Wednesday, 18 May 2011
Wake for the Wild
Yesterday, May 17, I joined a group of walkers and lovers of nature and wild land on the Wake for the Wild, organised by Alan Sloman. With about 40 others, many of them, like Alan himself, on the TGO Challenge, we carried a coffin from Loch Mhor over a rough, heathery ridge to Dumnaglass Lodge (where we were met by the police, called out just in case we were dangerous) then on up to the wild moorland that will be destroyed by the Dumnaglass wind farm. The day started with a fiddler playing a lament over the coffin before it was rowed across the loch to the start of the walk. Near the Lodge we stopped while Alan said a few words about the purpose of the trip and his belief that the last of Scotland’s wild land will soon be no more and at the high point we toasted the wild with a variety of whiskies (including some from England!) and Janet Donnelly, an authorised celebrant for The Humanist Society of Scotland, said some moving and valedictory words about wild land, ending with a quote from John Muir.
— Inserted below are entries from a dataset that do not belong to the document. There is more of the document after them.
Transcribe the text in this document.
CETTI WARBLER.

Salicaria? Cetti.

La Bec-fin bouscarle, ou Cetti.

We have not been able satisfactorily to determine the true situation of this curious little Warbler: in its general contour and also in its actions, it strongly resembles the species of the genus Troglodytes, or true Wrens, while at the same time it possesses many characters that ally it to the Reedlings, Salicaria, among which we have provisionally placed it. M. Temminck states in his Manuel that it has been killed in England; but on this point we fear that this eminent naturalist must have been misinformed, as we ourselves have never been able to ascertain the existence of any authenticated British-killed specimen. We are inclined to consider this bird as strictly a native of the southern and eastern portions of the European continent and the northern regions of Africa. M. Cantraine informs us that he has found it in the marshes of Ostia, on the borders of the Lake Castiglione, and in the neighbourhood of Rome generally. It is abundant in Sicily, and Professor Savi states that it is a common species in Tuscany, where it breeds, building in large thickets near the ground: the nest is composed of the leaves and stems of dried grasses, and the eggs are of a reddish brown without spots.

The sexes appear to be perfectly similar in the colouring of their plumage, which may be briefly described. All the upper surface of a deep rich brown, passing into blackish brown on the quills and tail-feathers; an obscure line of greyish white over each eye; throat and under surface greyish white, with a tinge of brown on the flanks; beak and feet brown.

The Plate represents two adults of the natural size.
Throughout the day the gentle beauty of the rolling hills, the soft light, the every-changing clouds, the first summer moorland flowers and the vast vistas of hills and sky were a reminder of what we will lose and what future generations will never know.
An ironic note to the walk was provided by the Dumnaglass Estate, which had posted notices especially for us headed “Wake for the Wild” which asked us to be careful not to disturb nesting birds and to “avoid damage to the ground”. If only the Estate would follow its own advice. As it is, I don’t think the effect of 40 walkers respectful of nature and the land will be noticeable compared to the 12 kilometres of bulldozed high level roads, 1000 tons of concrete and 33 giant turbines the Estate will build, effectively trashing the landscape and its inhabitants.